La necessità di rivedere i dati anagrafici dei caduti è nata nel 2022 a seguito della proposta di onorificenza avanzata al Ministero della Difesa, e per la necessità di rettificare alcuni errori e imprecisioni relativi ai profili dei caduti. Le relative schede sono state compilate da Andrea Monopoli che si è preoccupato del corredo iconografico che ha potuto restituire un volto alle vittime, raccogliendo anche informazioni biografiche direttamente dalle diciassette famiglie che è stato possibile rintracciare.
Una breve introduzione descrive in modo aggiornato la storia dell’eccidio che si svolse in luoghi e tempi diversi ricostruendo la storia dei fatti fino al 2012 quando il Presidente della Repubblica Giorgio Napolitano visitò le malghe di Porzûs, qui indicate con il toponimo sloveno Topli Uorch. Ai caduti di Porzûs e Bosco Romagno sono stati aggiunti quelli di Rucchin nel Comune di Grimacco arrestati il 16 gennaio 1945 a Taipana dagli sloveni e ritrovati cadaveri alla fine della guerra, da sempre accostati all’eccidio. I caduti sono stati raggruppati a seconda del luogo di uccisione. Come si noterà, tra i caduti molti sono i soldati e i carabinieri meridionali che si erano aggregati alla Osoppo dopo che l’armistizio li aveva colti nel territorio dei Balcani e nella ex Yugoslavia. Impossibilitati a raggiungere i loro reparti non si si erano consegnati ai tedeschi, ma si erano arruolati nella Osoppo formata da molti soldati e ufficiali che avevano combattuto in Grecia e nell’Armir.

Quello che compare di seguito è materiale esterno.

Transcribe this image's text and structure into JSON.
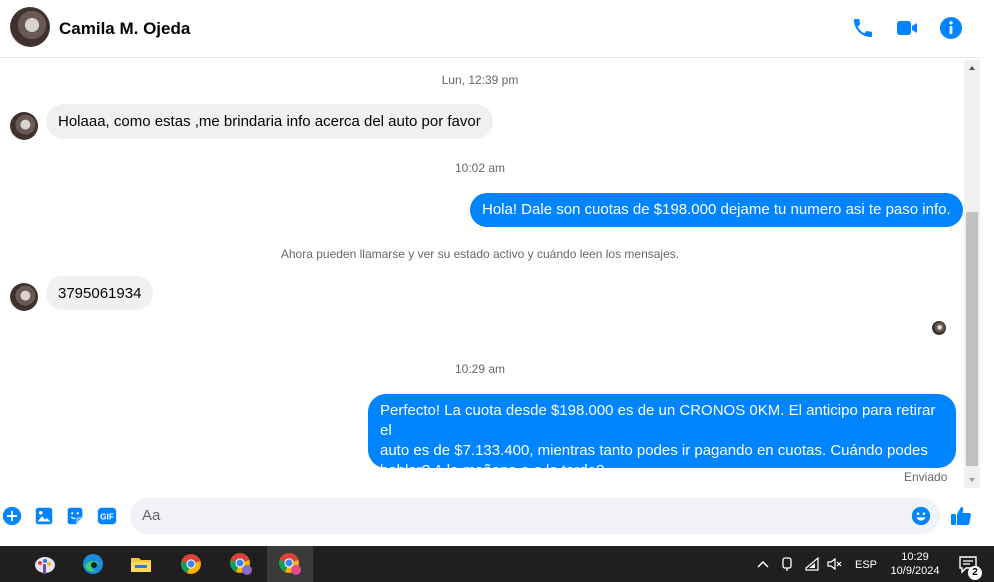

Il 7 febbraio 1945 furono giustiziati dai GAP, comandati da Mario Toffanin, a Porzus il comandante dell’Osoppo Francesco De Gregori, il delegato politico Gastone Valente, l’unica donna del gruppo Elda Turchetti e Giovanni Comin che stava arrivando alle malghe.
Presi prigionieri a Porzûs, furono invece fucilati in vari luoghi vicino a Bosco Romagno i carabinieri Angelo Augello, Antonio Previti, Salvatore Saba, Giuseppe Sfregola, Erasmo Sparacino, Giuseppe Urso; Antonio Cammarata, Franco Luigi Celledoni, Enzo D’Orlandi, il finanziere Pasquale Mazzeo, Gualtiero Michielon, Guidalberto Pasolini, fratello di Pier Paolo, Primo Angelo Targato, Egidio Vazzaz il cui cadavere non fu mai ritrovato.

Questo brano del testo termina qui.